December 8, 1999

Girl creates special Christmas card

By Carol South
Herald contributing writer
      Nine years and counting.
      That's the scoop at the Morton household as they ponder their daughter Sarah's life since her last treatment for leukemia. Just 2 « years old when diagnosed with Acute Lymphocytic Leukemia, the 14-year-old now sparkles with life while the memory of more than two years of 'pokes,' chemotherapy and doctor's visits is very dim.
      Her family will celebrate her good health this year in a new way: by sending out holiday cards to friends and family that Sarah designed. In fact, thousands of families and businesses around the state who have never even met her will be sending out her cards to their family and friends.
      Sarah's snowman in a window drawing was chosen by the Children's Leukemia Foundation of Michigan as one of five holiday card designs offered this year, sending her hopeful winter scene with her story on the back into thousands of households this year. And her sketch, painstakingly drawn and revised many times, has proven to be the most popular design this year; all 4,000 are already sold out.
      "I was surprised when my card was chosen, pleased," said Sarah, a ninth-grader at West Junior High. "I do art for fun, I like to draw and make pottery."
      While Sarah does take an art class each semester and doodles in her sketchbook at home, art is not her overwhelming interest. Instead of an art career she aspires to work with animals one day, although being a published artists has its perks.
      "Her older sister is very artistically inclined and now Sarah can say, 'I'm published!,'­" said Lynne Morton, referring to her older daughter, Jennifer, 16. "We'll be sending out a lot more cards this year than normal, I bought four boxes myself."
      Leukemia was an overwhelming concern for the Garfield Township family for years, a forced and fast educational process families often go through when a member is threatened by a serious illness. They quickly became experts on the treatments and nuances of the illness after watching their lively toddler droop into a passive child who did not want to walk anymore. With a lingering, viral-like illness, aching legs and dramatic bruising all over her body, the soon discovered that Sarah presented a classic case of Acute Lymphocytic Leukemia.

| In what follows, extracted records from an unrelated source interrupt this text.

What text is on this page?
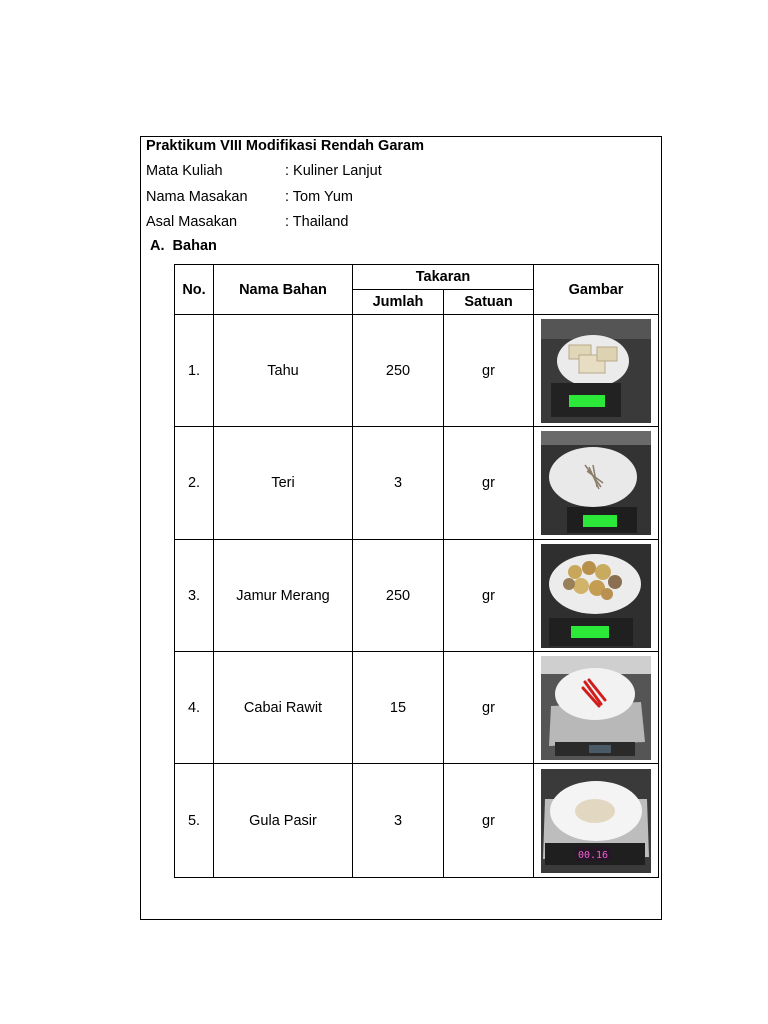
Praktikum VIII Modifikasi Rendah Garam
Mata Kuliah	: Kuliner Lanjut
Nama Masakan	: Tom Yum
Asal Masakan	: Thailand
A.  Bahan
No.	Nama Bahan	Takaran		Gambar
		Jumlah	Satuan	
1.	Tahu	250	gr	

2.	Teri	3	gr	

3.	Jamur Merang	250	gr	

4.	Cabai Rawit	15	gr	

5.	Gula Pasir	3	gr	00.16
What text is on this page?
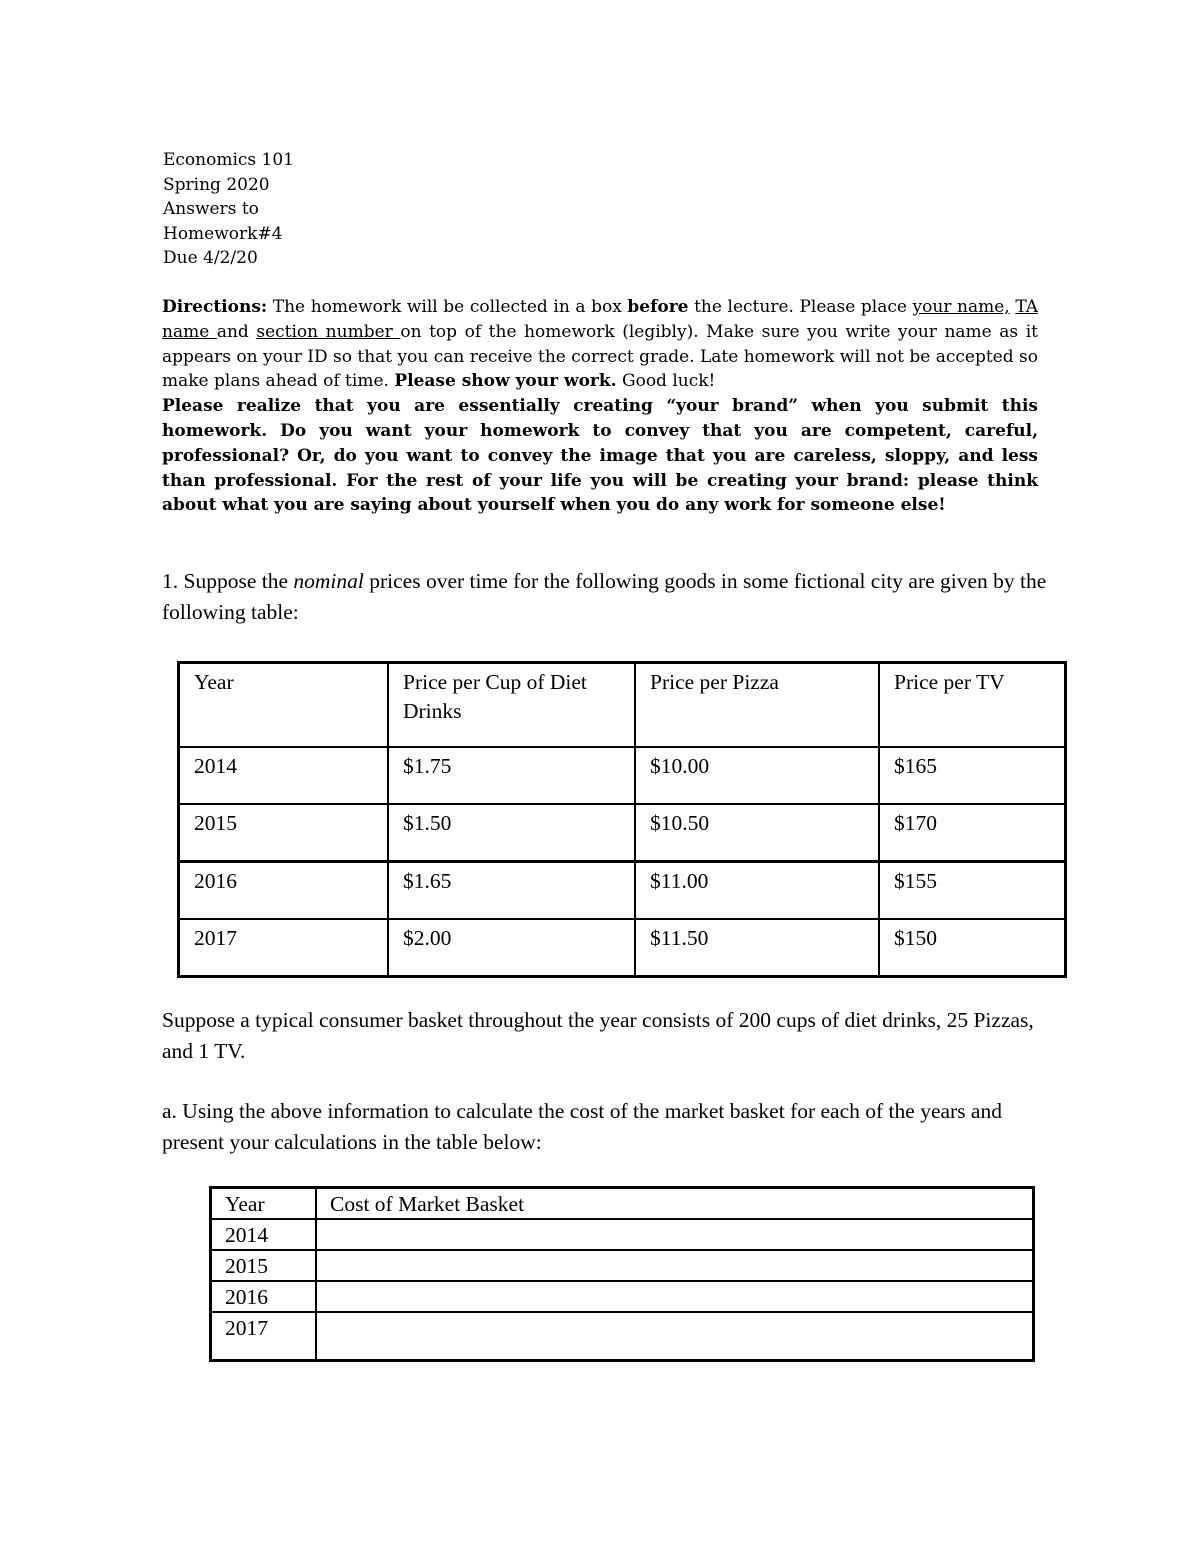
Economics 101
Spring 2020
Answers to
Homework#4
Due 4/2/20
Directions: The homework will be collected in a box before the lecture. Please place your name, TA name and section number on top of the homework (legibly). Make sure you write your name as it appears on your ID so that you can receive the correct grade. Late homework will not be accepted so make plans ahead of time. Please show your work. Good luck!
Please realize that you are essentially creating “your brand” when you submit this homework. Do you want your homework to convey that you are competent, careful, professional? Or, do you want to convey the image that you are careless, sloppy, and less than professional. For the rest of your life you will be creating your brand: please think about what you are saying about yourself when you do any work for someone else!
1. Suppose the nominal prices over time for the following goods in some fictional city are given by the following table:
Year	Price per Cup of Diet Drinks	Price per Pizza	Price per TV
2014	$1.75	$10.00	$165
2015	$1.50	$10.50	$170
2016	$1.65	$11.00	$155
2017	$2.00	$11.50	$150
Suppose a typical consumer basket throughout the year consists of 200 cups of diet drinks, 25 Pizzas, and 1 TV.
a. Using the above information to calculate the cost of the market basket for each of the years and present your calculations in the table below:
Year	Cost of Market Basket
2014	
2015	
2016	
2017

      "It used to be all we thought about," recalled Jim. "The prognosis was very good, though, she was so young and the younger you are the better. But it was so long ago, we hardly think about it anymore."
      The Morton family found support while undergoing their ordeal from the Children's Leukemia Society of Michigan, which they joined soon after Sarah's diagnosis. The medical and practical information plus the emotional support they received from the staff there helped them make it through. They still receive their newsletter, Lifelines, and it was there that Sarah saw the call for drawings and decided to enter a holiday card for consideration.
      For most of its 47-year history, the Children's Leukemia Society of Michigan has sold holiday cards as a way to raise awareness about the disease and the foundation's work to help families struggling to overcome the illness. They print 20,000 holiday cards every year as a modest fund-raiser, 4,000 copies each of five different designs. Three of the designs are made by members and two by professional graphic artists.
      "Our main goal with the cards is to increase awareness of the disease," said Glenn Trevisan, executive director of the Children's Leukemia Foundation of Michigan, which is headquartered in Southfield.
      "Leukemia is unpredictable, not hereditary, not transmittable - it is a very random kind of disease. We serve 2,100 families right now, in every county of the state, and these cards help us let people know about us."